Contre l'avis des Européens, de la Chine et de la Russie, Donald Trump entend briser le compromis nucléaire passé avec l'Iran

L’homme est imprévisible et peut changer d’avis. On ne sait pas, mais le plus probable est que demain mercredi ou jeudi, avant le 15 octobre en tout cas, Donald Trump informe le Congrès qu’il ne certifie pas que l’Iran se conforme aux dispositions du compromis nucléaire passé avec les grandes puissances en juillet 2015.

Si tel était bien le cas, cela ne signifierait pas automatiquement que les Etats-Unis se retirent de ce traité. Ce serait au Congrès de décider s’il veut aller jusque-là en rétablissant des sanctions économiques contre Téhéran mais, quoi que fassent les élus, une situation totalement nouvelle s’ouvrirait alors sur la scène internationale.

Avec un Congrès devant prendre ses responsabilités dans les six mois qui suivront, on aurait d’un côté la Maison-Blanche poussant en faveur de la rupture de cet accord que Donald Trump considère être le plus mauvais que les Etats-Unis aient jamais signé et, de l’autre, la Chine, la Russie, l’Iran et l’Union européenne en la personne de la France, de l’Allemagne et de la Grande-Bretagne qui plaideront pour son maintien.

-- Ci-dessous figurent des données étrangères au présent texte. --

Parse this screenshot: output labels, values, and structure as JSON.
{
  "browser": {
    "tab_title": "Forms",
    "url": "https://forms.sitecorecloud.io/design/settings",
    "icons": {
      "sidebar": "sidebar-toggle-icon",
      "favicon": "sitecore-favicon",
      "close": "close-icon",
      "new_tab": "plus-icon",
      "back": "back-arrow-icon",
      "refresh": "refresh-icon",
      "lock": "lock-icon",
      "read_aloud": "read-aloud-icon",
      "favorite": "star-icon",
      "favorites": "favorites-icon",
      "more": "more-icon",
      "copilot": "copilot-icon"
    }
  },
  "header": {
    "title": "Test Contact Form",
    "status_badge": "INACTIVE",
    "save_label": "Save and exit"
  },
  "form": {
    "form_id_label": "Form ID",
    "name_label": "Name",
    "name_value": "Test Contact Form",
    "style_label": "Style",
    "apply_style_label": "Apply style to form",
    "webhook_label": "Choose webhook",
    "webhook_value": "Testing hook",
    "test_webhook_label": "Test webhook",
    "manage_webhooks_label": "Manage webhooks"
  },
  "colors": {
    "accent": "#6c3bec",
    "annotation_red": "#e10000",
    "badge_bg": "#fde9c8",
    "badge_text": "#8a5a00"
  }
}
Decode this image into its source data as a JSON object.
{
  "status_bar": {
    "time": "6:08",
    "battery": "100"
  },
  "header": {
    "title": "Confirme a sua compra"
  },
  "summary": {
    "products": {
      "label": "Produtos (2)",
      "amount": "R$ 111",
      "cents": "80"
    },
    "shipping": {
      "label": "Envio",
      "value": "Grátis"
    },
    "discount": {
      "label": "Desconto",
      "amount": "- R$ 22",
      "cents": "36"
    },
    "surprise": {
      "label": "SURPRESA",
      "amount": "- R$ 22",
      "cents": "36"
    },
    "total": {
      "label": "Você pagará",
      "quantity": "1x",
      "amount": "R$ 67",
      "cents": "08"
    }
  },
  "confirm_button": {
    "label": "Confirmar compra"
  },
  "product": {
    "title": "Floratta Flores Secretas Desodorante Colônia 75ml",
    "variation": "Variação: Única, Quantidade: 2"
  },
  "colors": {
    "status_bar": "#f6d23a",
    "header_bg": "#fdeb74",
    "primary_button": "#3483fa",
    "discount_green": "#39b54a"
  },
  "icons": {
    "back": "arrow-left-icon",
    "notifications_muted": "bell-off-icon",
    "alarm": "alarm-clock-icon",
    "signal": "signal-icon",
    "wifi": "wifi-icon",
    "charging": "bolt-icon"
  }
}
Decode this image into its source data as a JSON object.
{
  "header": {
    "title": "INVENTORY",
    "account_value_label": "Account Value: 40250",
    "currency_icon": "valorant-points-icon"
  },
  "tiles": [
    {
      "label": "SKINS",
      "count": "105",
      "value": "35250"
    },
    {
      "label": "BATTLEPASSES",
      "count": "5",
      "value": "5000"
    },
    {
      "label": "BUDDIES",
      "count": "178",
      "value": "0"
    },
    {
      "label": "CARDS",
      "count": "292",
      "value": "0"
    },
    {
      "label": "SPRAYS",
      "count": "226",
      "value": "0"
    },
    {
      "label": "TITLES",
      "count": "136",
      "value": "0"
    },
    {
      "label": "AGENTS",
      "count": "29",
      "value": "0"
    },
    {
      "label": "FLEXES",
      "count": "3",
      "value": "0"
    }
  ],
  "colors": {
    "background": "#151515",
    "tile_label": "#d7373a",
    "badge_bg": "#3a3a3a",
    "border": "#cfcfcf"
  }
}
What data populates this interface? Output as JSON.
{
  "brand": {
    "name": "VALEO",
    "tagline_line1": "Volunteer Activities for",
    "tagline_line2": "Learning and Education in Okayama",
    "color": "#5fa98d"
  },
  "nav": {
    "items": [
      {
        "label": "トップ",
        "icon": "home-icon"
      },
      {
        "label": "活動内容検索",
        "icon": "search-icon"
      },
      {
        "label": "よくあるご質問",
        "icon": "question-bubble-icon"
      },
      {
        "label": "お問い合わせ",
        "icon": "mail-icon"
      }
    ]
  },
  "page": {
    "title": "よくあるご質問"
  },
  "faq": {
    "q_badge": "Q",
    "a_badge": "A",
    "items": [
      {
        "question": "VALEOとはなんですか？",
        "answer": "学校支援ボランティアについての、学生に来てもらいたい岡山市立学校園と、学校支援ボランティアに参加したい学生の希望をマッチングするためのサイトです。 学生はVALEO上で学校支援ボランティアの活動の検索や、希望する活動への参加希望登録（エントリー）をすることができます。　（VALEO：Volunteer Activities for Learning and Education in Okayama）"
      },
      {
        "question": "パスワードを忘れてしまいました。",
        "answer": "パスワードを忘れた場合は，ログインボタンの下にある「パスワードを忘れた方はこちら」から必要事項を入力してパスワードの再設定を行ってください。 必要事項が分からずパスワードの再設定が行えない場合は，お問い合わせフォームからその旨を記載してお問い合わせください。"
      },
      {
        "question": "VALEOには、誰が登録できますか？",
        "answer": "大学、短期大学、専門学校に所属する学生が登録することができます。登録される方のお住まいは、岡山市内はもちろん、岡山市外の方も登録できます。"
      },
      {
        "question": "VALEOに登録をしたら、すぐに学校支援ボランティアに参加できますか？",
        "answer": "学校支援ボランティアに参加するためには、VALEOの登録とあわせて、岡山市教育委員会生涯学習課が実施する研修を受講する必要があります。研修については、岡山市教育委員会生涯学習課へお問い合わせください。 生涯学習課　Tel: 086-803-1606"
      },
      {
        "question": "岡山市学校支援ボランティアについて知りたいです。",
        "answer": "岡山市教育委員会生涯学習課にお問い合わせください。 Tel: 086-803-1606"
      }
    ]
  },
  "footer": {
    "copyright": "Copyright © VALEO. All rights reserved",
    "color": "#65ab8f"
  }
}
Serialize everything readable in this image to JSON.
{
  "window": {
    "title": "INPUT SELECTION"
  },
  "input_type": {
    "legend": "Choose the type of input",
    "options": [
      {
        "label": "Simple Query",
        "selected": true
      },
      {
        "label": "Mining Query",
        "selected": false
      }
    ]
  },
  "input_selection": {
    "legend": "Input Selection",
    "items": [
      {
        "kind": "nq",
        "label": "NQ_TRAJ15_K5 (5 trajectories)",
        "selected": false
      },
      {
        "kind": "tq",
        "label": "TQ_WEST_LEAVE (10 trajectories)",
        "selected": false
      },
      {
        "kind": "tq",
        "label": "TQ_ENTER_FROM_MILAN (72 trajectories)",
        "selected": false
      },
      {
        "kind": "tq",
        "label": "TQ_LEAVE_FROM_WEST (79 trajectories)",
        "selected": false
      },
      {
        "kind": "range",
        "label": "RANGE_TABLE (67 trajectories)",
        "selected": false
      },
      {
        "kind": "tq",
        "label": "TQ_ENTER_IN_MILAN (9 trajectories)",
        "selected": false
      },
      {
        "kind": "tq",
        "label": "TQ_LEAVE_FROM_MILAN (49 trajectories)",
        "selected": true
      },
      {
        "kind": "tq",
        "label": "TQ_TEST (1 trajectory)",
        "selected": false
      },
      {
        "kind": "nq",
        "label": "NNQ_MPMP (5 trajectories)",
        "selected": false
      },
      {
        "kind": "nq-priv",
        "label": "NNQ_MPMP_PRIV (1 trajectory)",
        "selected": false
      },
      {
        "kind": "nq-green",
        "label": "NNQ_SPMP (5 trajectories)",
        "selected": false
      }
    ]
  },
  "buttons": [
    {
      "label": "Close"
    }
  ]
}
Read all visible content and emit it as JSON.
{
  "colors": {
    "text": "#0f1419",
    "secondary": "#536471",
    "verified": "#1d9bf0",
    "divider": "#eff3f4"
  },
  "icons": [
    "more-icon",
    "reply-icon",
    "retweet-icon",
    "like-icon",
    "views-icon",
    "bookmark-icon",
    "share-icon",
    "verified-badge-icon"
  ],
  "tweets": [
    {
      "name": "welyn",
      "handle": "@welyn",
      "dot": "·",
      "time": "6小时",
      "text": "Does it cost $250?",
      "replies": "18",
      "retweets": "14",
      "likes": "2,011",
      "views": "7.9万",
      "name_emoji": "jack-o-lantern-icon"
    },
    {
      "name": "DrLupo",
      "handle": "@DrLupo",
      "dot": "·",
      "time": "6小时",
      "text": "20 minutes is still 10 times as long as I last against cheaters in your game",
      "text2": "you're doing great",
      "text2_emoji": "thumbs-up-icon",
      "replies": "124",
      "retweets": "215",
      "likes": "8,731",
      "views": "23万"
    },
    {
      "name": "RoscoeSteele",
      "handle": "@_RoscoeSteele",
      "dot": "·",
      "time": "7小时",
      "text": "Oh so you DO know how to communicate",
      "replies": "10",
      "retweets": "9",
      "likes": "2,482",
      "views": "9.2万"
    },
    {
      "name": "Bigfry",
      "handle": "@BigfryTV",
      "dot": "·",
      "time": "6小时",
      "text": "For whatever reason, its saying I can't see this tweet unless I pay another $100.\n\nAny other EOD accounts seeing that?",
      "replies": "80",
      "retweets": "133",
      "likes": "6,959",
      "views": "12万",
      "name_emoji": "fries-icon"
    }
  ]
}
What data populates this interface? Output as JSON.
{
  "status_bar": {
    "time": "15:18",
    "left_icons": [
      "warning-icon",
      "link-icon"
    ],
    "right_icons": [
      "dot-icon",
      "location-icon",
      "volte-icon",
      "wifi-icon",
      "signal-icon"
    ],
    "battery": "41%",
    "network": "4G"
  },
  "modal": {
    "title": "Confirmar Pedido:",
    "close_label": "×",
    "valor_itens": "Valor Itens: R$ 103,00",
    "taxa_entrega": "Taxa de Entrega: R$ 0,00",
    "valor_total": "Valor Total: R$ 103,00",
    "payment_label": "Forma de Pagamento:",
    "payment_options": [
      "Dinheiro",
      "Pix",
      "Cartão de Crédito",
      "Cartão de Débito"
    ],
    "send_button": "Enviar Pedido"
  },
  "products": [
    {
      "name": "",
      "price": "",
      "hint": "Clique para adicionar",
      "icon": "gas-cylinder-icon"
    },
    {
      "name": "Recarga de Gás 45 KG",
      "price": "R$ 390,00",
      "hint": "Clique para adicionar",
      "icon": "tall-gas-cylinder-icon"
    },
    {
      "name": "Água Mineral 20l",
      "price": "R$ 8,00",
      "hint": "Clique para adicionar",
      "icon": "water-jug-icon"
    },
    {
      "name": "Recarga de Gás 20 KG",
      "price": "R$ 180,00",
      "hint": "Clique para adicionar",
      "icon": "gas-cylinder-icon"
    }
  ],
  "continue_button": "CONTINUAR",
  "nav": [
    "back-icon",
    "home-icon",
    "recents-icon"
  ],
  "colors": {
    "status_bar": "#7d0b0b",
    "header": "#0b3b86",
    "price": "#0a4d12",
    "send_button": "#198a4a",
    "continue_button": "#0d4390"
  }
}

Ce serait du jamais vu. De fait et du moins sur ce dossier-là, ce serait une complète rupture des alliances structurant le monde depuis la fin de la Deuxième guerre mondiale car en dehors de Donald Trump et des deux principaux adversaires des Iraniens que sont les Saoudiens et les Israéliens, personne ne souhaite la rupture de ce compromis aux termes duquel l’Iran a provisoirement renoncé à se doter de l’arme nucléaire en échange de la levée des sanctions économiques qui le frappaient.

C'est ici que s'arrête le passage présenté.